We were expecting to see invasions from horn-helmeted
Scandinavian Vikings and Romans as Boyle takes us rapidly through a pastiche of
British history… culminating in the 17th Century Industrial
Revolution. All the while, expect to see pretty young things dancing around the
traditional pagan maypole with ribbons.
At one end of the stadium we’ll see an oak tree on a hill representing
the history Glastonbury Tor, at the other end, something from Last Night of the
Proms with musical backing featuring The Jam’s Going Underground and Vangelis’s
classic sporting anthem, Chariots of Fire.
The transition from medieval Shakespeare (some of the early
bits are based on a passage called Isles of Wonder from The Tempest) to
Frankensteinian dark Satanic mills will shake up the crowd as we hit modern
times, the bit the Conservatives in the current UK coalition government are
most worried about.
At this point, expect labouring weavers, miners, steel
workers and engineers backed by Lionel Bart’s Food Glorious Food, the Rolling
Stones’ Satisfaction, and the Sex Pistols’ Pretty Vacant. Yes, the Sex Pistols.
Punk rock, remember that?
The final segment revolves around two young girls going “out
on the town” for a traditional Saturday night together. An army of real
nurses – who have been rehearsing in a “Guantanamo-style” facility in dodgy
Dagenham down the road – will lead a celebration of Britain’s National Health
Service.
Then the iconic British references hit us hard and fast. Paul
McCartney will sing “Hey Jude”, the great Beatles hit from the 60s, then the equally ancient pop group Mud will blast out Tiger Feet.
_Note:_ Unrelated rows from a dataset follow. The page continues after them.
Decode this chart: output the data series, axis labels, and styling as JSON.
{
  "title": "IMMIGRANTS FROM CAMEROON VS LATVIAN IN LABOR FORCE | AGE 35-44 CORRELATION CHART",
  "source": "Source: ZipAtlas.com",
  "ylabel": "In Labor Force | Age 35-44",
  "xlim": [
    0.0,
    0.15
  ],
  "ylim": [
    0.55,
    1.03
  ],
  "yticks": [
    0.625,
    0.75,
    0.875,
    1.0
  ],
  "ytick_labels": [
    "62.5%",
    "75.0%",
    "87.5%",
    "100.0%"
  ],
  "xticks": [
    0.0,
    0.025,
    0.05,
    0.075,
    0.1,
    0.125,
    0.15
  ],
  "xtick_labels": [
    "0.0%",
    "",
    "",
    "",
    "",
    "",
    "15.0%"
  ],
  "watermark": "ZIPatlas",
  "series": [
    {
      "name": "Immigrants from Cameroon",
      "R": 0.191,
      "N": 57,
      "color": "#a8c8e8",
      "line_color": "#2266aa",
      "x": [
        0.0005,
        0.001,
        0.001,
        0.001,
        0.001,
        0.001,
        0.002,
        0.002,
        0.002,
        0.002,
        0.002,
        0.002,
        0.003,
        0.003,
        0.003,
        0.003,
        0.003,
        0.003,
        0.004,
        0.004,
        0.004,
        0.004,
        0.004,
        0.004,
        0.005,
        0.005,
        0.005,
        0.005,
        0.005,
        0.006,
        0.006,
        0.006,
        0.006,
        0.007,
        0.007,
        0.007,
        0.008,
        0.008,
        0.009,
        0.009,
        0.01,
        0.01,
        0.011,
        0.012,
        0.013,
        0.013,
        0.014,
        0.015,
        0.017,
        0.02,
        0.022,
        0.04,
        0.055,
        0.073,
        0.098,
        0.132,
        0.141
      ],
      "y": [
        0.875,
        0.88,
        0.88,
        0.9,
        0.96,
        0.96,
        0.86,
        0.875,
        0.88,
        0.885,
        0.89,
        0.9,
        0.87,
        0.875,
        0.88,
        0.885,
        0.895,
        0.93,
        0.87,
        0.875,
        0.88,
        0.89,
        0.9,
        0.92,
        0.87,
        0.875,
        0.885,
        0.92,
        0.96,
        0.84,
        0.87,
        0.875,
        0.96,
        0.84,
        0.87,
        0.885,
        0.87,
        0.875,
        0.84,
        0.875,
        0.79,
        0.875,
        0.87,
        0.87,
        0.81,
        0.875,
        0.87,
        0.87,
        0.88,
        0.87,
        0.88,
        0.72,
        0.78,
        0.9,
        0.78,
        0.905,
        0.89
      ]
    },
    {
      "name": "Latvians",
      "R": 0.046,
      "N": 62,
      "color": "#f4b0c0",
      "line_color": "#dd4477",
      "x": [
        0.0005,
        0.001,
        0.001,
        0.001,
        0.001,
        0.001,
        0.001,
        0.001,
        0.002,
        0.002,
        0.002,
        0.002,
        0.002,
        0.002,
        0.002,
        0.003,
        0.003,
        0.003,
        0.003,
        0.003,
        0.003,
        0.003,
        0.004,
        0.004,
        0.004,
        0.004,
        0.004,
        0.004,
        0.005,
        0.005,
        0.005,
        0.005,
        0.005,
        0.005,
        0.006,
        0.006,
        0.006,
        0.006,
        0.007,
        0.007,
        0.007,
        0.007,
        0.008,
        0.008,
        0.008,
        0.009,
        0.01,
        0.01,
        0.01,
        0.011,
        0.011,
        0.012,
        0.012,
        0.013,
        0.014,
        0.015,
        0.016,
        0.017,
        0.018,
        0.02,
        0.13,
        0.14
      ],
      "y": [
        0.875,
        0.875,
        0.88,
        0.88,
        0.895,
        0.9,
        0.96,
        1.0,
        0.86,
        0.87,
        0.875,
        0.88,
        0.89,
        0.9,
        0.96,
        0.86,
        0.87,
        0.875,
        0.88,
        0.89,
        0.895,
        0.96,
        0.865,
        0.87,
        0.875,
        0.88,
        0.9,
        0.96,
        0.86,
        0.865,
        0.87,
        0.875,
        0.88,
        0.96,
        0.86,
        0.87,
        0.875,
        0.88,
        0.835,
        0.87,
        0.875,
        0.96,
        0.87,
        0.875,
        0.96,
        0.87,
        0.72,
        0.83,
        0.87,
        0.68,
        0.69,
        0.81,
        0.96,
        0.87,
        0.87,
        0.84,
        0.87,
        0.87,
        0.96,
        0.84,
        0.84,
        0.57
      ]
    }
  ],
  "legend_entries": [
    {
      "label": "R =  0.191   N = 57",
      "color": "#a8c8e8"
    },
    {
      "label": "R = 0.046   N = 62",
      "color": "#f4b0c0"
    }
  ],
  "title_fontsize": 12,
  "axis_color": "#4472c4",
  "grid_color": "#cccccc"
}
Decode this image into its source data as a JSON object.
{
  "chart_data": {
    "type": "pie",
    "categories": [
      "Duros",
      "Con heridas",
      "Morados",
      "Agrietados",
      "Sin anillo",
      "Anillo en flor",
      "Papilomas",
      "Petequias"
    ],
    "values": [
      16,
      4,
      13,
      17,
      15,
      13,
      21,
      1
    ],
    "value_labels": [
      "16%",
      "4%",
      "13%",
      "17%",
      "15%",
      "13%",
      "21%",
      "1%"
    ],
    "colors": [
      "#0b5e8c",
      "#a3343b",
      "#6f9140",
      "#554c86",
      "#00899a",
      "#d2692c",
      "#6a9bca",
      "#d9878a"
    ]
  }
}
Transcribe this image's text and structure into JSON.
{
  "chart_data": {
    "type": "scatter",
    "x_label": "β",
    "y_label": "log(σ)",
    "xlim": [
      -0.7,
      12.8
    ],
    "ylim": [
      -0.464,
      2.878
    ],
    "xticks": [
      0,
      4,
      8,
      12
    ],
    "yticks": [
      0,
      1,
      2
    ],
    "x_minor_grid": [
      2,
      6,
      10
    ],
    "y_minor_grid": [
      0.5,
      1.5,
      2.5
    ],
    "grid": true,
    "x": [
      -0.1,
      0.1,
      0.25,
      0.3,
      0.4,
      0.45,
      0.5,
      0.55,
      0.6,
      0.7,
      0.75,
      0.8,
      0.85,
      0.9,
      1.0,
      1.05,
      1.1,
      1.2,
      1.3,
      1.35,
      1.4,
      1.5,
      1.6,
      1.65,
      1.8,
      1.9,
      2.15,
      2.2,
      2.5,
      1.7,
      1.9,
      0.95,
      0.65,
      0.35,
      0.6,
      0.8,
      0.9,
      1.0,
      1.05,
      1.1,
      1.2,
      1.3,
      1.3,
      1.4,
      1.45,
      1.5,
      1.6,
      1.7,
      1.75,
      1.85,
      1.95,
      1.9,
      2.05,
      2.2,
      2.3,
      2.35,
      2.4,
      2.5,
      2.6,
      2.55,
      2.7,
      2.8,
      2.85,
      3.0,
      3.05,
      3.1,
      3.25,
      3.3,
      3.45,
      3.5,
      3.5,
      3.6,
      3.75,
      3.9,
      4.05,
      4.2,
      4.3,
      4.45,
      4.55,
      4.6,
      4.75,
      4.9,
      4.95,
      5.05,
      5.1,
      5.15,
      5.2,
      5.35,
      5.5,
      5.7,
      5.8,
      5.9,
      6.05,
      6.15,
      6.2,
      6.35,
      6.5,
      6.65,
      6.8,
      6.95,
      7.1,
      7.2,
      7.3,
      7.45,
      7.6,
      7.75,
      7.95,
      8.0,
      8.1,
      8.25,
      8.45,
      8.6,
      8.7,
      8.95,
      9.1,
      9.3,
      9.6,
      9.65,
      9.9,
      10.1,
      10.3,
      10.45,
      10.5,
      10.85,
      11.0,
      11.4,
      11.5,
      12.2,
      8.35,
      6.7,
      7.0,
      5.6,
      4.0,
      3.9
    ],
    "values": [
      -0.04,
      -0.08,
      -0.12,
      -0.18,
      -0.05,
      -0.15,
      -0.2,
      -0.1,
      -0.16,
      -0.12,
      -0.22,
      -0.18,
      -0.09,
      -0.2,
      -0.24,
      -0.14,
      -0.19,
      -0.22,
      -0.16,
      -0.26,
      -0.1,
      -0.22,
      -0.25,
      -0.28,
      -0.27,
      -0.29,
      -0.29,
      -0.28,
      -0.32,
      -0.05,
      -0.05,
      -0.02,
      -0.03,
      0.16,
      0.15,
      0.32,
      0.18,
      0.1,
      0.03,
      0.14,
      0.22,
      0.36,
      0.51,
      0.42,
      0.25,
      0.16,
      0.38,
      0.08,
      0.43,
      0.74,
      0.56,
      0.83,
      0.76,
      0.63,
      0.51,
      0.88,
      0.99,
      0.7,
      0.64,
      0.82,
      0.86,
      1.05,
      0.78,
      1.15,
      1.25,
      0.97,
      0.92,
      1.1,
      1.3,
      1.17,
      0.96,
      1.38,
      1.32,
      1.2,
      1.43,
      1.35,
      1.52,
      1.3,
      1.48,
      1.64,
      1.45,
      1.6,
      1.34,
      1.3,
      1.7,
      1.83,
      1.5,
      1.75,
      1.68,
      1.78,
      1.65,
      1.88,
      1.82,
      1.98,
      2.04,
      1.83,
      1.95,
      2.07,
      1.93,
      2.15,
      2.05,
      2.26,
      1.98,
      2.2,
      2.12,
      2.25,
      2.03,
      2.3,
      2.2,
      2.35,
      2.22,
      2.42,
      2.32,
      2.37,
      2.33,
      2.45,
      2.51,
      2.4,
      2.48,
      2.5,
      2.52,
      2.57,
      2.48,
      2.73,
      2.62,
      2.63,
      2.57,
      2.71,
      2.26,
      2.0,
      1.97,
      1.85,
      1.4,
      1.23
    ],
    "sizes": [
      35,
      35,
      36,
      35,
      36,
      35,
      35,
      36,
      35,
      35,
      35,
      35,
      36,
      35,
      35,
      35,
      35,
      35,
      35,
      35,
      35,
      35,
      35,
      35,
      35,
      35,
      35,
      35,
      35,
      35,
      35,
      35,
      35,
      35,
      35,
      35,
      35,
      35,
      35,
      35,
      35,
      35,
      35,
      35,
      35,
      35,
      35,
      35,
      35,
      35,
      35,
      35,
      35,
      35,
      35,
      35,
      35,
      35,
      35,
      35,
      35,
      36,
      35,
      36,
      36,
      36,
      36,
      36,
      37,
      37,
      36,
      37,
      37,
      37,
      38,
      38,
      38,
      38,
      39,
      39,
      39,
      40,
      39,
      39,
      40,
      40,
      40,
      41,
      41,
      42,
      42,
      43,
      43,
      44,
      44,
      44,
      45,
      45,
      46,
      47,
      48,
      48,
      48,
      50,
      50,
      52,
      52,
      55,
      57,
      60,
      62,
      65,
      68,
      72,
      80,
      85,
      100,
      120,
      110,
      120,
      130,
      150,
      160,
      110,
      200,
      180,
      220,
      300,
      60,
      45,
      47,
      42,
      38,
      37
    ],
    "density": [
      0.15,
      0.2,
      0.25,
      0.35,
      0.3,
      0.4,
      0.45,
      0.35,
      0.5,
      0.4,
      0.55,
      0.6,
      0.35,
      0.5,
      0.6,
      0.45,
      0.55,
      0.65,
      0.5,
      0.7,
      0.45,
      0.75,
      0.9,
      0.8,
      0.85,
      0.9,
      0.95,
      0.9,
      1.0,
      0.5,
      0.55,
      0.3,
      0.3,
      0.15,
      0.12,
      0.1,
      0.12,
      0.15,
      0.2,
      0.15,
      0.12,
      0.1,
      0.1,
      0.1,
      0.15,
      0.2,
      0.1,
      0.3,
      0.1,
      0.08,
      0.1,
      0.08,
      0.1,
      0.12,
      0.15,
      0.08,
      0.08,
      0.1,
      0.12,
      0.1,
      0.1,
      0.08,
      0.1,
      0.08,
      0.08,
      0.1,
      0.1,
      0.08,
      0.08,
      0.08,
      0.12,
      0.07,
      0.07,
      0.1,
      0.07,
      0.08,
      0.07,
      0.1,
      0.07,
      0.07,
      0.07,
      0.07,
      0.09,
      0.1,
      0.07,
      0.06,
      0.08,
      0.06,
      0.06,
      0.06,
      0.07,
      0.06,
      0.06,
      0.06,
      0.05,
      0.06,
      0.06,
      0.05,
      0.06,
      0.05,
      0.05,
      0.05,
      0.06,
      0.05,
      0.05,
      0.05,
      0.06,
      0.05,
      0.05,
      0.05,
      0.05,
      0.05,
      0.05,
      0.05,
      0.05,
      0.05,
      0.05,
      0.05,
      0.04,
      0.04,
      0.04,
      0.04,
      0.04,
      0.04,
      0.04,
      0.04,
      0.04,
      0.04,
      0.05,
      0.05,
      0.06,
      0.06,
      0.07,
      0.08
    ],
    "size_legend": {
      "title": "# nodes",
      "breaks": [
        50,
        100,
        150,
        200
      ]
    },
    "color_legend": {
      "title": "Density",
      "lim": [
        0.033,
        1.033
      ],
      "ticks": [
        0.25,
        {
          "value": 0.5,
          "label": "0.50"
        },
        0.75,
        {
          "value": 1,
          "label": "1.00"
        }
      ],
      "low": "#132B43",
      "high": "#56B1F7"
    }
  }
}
Expect to hear Relax by Frankie Goes to Hollywood and the
late Amy Winehouse’s Valerie. And then witness “about 40” Mary Poppins figures,
using umbrellas for parachutes, drop in to take on Harry Potter’s evil enemy
Voldemort. Daniel Craig, who will be in the stadium, has pre-recorded a James
Bond sequence for the Olympics, though there are some who believe David Beckham
will leap out of the Bond-style helicopter live in the stadium.
The torch-lighting itself – which I believe will be carried
about by Sir Roger Bannister, the 83-year-old who first broke the four-minute
barrier for the mile in 1957 – involves a complex “fuse” mechanism which will burn a path along the hoardings to the
permanent flame, which will be housed on the rim of the stadium roof at
Stratford for the duration of both the Olympics and Paralympics for the next
month.
Bookmakers stopped taking bets on Bannister blazing his octogenarian
trail, though Queen Elizabeth II, King David of Los Angeles, decathlete Daley
Thompson and Britain’s most successful ever Olympian Sir Steve Redgrave are
also hovering hopefully with those boxes of very long matches.
And then, finally, the athletes enter. Caster Semenya will
carry the flag for South Africa and Maria Sharapova will lead Russia as the 205
nations and most of their 100,000 athletes are encouraged to move swiftly around
the track by a high-tempo march by Underworld, who featured on Boyle’s
Trainspotting soundtrack. They've been politely asked NOT to delay proceedings by over-use of smart phones. Greece will lead the nations in, then everyone will be in alphabetical order until the hosts, Great Britain, enter last.
And, apart from a couple of speeches from International Olympic
Committee president Jacques Rogge and London 2012 chairman Seb Coe, will be
that.
The real start of the Olympics, the winning of the first
goal medal, will take place tomorrow on The Mall, where the men’s roadrace ends
after 250km involving multiple climbs of Boxhill in Surrey. Among the
favourites? Mark Cavendish of Great Britain and Darryl Impey of South Africa,
both fresh from the Tour de France.
Let the Games begin!
Just to update after a fascinating opening night in Stratford: no single individual lit the flame, seven nominated youngsters did the business. Subsequent criticism from Conservative MP Aidan Burley and media mogul Rupert Murdoch suggested Danny Boyle's effort was "too politically correct" but to my mind the way Britain showed off its multiculturalism was the best bit.
ReplyDeleteOh, and first medal of the Games went to China in the 10m Air Rifle.